The 38-year-old Battson was born in Los Angeles and grew up in the San Fernando Valley in the 1980s.

She moved to Colorado in 2002 and started working for Starbucks in Colorado Springs. She is the daughter of Ken Battson, who owns the Fireside Family Restaurant in Baggs, Wyo.

Battson said she has always had an adventurous spirit, indicated by her time spent traveling through Russia and Bolivia.

“That adventurous spirit is also a part of why I’m so open to the senses around me and the things that I notice,” she said. “I am always looking for meaning in something else.”

She has two children — 12-year-old son Jacob and 10-year-old daughter Julianne. Her marriage ended in September of last year, she said.

Battson said she has been interested in poetry and literature all her life. She said she has been working on and off writing other literary works like screenplays and books, but poetry takes most of her time. She is currently the managing editor of the Snake River Press, a position she has held since November 2010.

The poetry she likes to write is simply raw, she said. And, like her life, it’s always honest, too.

“I try so hard to live a clear and honest life because I came out something that was so abusive and negative,” she said. “It’s like I want the opposite.”

Battson said she tries to convey her true emotions through her poetry, which she thinks helps readers make a deeper connection with her work.

“They are very accessible poems on a lot of levels, but they’re also like an onion — there is a lot in there that people don’t understand,” she said. “Or, they won’t know exactly what I was referring to, but they can interpret it on their own.”

But, from the feedback she has received, Battson said her poems seem to strike a chord.

“Their comments to me are so encouraging because they are like, ‘Wow, I have felt that,’” she said. “They might not have gone through the thing that caused me to write it, but they have had that same (gut) feeling before.”

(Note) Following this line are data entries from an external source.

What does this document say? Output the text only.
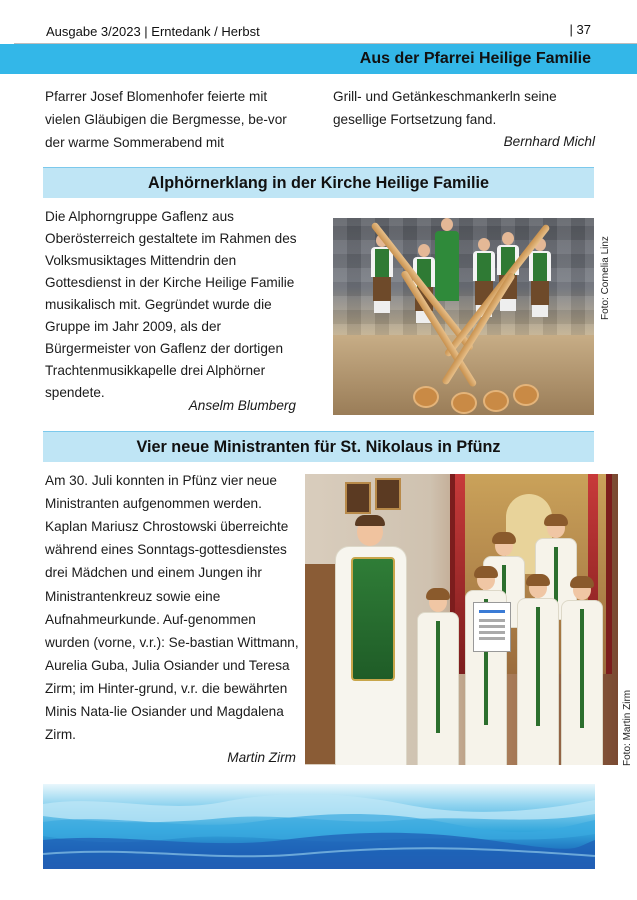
Ausgabe 3/2023 | Erntedank / Herbst	| 37
Aus der Pfarrei Heilige Familie
Pfarrer Josef Blomenhofer feierte mit vielen Gläubigen die Bergmesse, be-vor der warme Sommerabend mit
Grill- und Getänkeschmankerln seine gesellige Fortsetzung fand.
Bernhard Michl
Alphörnerklang in der Kirche Heilige Familie
Die Alphorngruppe Gaflenz aus Oberösterreich gestaltete im Rahmen des Volksmusiktages Mittendrin den Gottesdienst in der Kirche Heilige Familie musikalisch mit. Gegründet wurde die Gruppe im Jahr 2009, als der Bürgermeister von Gaflenz der dortigen Trachtenmusikkapelle drei Alphörner spendete.
Anselm Blumberg
Foto: Cornelia Linz
Vier neue Ministranten für St. Nikolaus in Pfünz
Am 30. Juli konnten in Pfünz vier neue Ministranten aufgenommen werden. Kaplan Mariusz Chrostowski überreichte während eines Sonntags-gottesdienstes drei Mädchen und einem Jungen ihr Ministrantenkreuz sowie eine Aufnahmeurkunde. Auf-genommen wurden (vorne, v.r.): Se-bastian Wittmann, Aurelia Guba, Julia Osiander und Teresa Zirm; im Hinter-grund, v.r. die bewährten Minis Nata-lie Osiander und Magdalena Zirm.
Martin Zirm	Foto: Martin Zirm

Battson also uses the Baggs area as inspiration for some of her poetry, specifically in a poem titled “The Last Page,” which appears on the last page of her book.

The piece references “Western shadows as if passing history books unfolding to trains robbed, gunfights won,” and shifts to the experiences of a young woman.

Battson said the poem stemmed from the many times she drove from Baggs to Craig and back staring at landscape silhouettes created by the sunset. The last line of the poem, and of the book, is a somewhat veiled reference to suicide, something she had previously considered, she said.

“All the while tempted to read the last page of the book before it is written,” the line reads.

While the line may leave the book on somewhat of down note for readers who understand the reference, Battson hopes she can bring a positive message to others through the book as a whole and her experiences overcoming depression.

She hopes to start a regional book tour, stopping and speaking with those who have been affected by depression and mental illness. She said she wants to show there is hope and ways to cope with those feelings.

“I want to speak to women,” she said. “I want to speak to college students — it touches on mental illness and there can be a stigma against mental illness whether it is bipolar or depression.

“But, I’m a successful, working, single mom who is making it happen.”

Battson will host a book reading at 2 p.m. Feb. 19 at Downtown Books in Craig and another event around the same date at a bookstore in Steamboat Springs.

Despite everything she has been through in the last several years, the once-valley girl said she is content living in rural Wyoming.

After all, Baggs is a “peaceful place” for her, she said.

“I’m kind of finally blossoming, becoming myself,” she said with a smile.